Myrick has a millennial’s vision of city life: walkable and dense. (Thursday, he sported a black Jawbone fitness tracker.) He believes that environmentalism implies urbanism and vice versa. As mayor he oversaw rezoning efforts to attract more and higher development downtown. He takes the bus often and regards parking lots as a blight.

Our generation is flooding back into cities. They realize they’d rather walk to work. How many people do you know who are eager to live in a suburb? They want to be close to the coffee shop, close to the office. They want to live around the corner from the new Ethiopian restaurant.

Here’s why I think this is a permanent shift. I think what we went through over the last 50 years was the temporary shift.

Part of it was we changed zoning. We did what [New York City] mayor Bill de Blasio is talking about now in New York City, which is incentive-based smart growth — dense zoning to allow for taller building in the core. We let them build taller. You can eliminate the minimum parking requirements, which is something we did in downtown and Collegetown.
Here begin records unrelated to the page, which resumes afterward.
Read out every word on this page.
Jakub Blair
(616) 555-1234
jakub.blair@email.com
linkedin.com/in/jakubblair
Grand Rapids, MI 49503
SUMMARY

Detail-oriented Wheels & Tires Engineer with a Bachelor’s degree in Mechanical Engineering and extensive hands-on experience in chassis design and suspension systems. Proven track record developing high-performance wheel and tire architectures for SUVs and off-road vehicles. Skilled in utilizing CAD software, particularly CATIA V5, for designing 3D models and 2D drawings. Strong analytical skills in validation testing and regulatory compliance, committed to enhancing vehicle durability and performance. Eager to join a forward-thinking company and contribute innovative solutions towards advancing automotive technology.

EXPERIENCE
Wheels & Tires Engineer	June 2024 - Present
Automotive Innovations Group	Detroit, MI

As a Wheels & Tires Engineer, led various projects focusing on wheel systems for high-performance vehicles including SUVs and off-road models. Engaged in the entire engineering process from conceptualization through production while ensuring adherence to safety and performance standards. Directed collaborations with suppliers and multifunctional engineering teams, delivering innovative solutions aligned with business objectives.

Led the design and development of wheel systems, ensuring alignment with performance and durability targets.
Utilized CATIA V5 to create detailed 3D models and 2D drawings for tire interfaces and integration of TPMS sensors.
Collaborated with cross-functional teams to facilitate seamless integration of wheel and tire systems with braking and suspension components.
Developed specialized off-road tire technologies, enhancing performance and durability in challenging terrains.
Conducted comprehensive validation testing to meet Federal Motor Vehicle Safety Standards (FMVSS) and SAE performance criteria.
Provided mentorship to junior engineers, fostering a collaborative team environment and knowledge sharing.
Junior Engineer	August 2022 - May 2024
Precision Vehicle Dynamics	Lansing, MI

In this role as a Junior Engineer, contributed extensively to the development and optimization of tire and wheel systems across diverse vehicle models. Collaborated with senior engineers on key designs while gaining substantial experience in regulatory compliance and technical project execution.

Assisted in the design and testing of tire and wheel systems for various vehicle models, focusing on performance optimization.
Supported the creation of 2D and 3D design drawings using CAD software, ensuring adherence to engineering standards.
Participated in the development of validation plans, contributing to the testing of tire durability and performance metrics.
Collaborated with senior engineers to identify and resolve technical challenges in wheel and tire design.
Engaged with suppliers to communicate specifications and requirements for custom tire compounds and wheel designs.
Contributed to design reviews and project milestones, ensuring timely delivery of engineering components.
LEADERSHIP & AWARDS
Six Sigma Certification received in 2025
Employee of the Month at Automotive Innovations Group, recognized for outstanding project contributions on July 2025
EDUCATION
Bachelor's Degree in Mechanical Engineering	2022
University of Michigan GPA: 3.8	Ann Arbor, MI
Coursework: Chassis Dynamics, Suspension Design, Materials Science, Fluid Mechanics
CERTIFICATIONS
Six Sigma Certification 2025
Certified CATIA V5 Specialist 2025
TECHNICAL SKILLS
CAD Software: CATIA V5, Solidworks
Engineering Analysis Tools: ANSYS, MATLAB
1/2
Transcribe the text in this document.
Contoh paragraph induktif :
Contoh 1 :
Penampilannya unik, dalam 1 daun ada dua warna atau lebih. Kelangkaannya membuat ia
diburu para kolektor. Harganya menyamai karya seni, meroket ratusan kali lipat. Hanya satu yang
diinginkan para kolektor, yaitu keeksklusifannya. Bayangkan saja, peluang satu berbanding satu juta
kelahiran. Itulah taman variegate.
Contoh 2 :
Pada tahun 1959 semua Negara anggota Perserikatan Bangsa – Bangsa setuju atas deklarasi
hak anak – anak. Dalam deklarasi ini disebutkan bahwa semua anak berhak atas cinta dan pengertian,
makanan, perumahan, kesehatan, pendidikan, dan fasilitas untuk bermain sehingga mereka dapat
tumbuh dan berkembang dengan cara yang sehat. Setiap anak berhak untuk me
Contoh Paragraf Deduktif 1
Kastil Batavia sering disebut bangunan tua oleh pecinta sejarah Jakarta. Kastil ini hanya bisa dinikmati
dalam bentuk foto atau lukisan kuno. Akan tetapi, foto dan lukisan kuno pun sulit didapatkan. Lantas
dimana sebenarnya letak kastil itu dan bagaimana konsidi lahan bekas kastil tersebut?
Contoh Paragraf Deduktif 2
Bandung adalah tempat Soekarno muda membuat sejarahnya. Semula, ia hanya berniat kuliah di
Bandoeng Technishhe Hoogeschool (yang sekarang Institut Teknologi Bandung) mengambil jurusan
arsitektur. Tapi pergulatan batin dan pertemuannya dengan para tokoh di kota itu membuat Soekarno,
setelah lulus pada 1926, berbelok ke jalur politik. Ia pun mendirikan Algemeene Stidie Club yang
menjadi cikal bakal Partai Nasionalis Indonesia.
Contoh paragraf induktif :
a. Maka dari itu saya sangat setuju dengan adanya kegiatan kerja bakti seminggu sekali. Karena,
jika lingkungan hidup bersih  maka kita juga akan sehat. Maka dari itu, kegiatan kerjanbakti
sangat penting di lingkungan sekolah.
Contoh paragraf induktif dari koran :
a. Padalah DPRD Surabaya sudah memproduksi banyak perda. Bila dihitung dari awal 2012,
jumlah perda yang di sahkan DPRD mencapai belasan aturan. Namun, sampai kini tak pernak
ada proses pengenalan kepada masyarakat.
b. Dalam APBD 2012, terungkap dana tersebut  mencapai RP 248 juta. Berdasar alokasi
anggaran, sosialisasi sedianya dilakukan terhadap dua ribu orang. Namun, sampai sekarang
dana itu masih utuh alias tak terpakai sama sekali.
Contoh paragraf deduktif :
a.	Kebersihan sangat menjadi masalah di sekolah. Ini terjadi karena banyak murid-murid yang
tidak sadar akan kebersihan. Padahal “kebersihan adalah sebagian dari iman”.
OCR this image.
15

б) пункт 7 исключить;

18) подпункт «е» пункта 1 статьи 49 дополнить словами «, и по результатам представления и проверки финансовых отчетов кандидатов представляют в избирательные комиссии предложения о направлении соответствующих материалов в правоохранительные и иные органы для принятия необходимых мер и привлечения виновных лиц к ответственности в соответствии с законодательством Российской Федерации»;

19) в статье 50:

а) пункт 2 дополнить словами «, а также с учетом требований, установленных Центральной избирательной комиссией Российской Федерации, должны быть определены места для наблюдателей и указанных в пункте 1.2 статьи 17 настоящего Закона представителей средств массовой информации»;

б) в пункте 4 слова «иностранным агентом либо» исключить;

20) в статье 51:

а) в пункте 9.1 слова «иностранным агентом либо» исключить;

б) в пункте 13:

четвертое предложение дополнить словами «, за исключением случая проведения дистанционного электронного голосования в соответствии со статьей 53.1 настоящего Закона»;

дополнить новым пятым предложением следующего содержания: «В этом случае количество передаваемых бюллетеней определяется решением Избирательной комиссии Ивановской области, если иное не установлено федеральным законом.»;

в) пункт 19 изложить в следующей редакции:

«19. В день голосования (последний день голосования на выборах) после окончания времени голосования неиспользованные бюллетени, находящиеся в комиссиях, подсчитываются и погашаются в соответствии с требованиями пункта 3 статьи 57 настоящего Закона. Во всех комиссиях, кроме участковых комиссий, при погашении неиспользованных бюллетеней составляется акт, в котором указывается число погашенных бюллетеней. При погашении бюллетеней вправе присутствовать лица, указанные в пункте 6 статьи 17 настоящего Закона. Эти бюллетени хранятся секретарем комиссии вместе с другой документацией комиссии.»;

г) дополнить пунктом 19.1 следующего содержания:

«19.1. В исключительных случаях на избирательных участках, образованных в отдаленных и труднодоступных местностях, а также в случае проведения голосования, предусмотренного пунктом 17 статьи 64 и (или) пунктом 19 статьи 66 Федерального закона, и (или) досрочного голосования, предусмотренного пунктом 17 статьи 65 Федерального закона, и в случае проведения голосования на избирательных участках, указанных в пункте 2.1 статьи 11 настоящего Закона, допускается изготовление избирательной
Our funding models at the local level are 100 years old, or older. And they’re out of date. It was just property taxes, which made sense 100 years ago because if you owned the general store in Ithaca, N.Y., you lived in Ithaca, N.Y. You lived on the other side of town, you would tax where the store was and where you lived, and between those two, you’d pay for your impact on the social compact.

Now you can own Wal-Marts in every community in the country, take all of that wealth and bring it back to one community in Arkansas.

Now how are we going to repave all the roads that lead to Wal-Mart? How are we going to protect the roads leading to and from Walmart with the police department, with the fire department, when really all the wealth that’s generated there isn’t in the community?

And then what are you going to do when Lowe’s pops up next to it, and McDonalds, and one after another? The wealth that’s being generated is being siphoned up out and over into someplace else.

Then to make it even worse, with the advent of highways and automobiles, it’s now easier than ever to live just outside the city in the suburbs, in a lower tax district.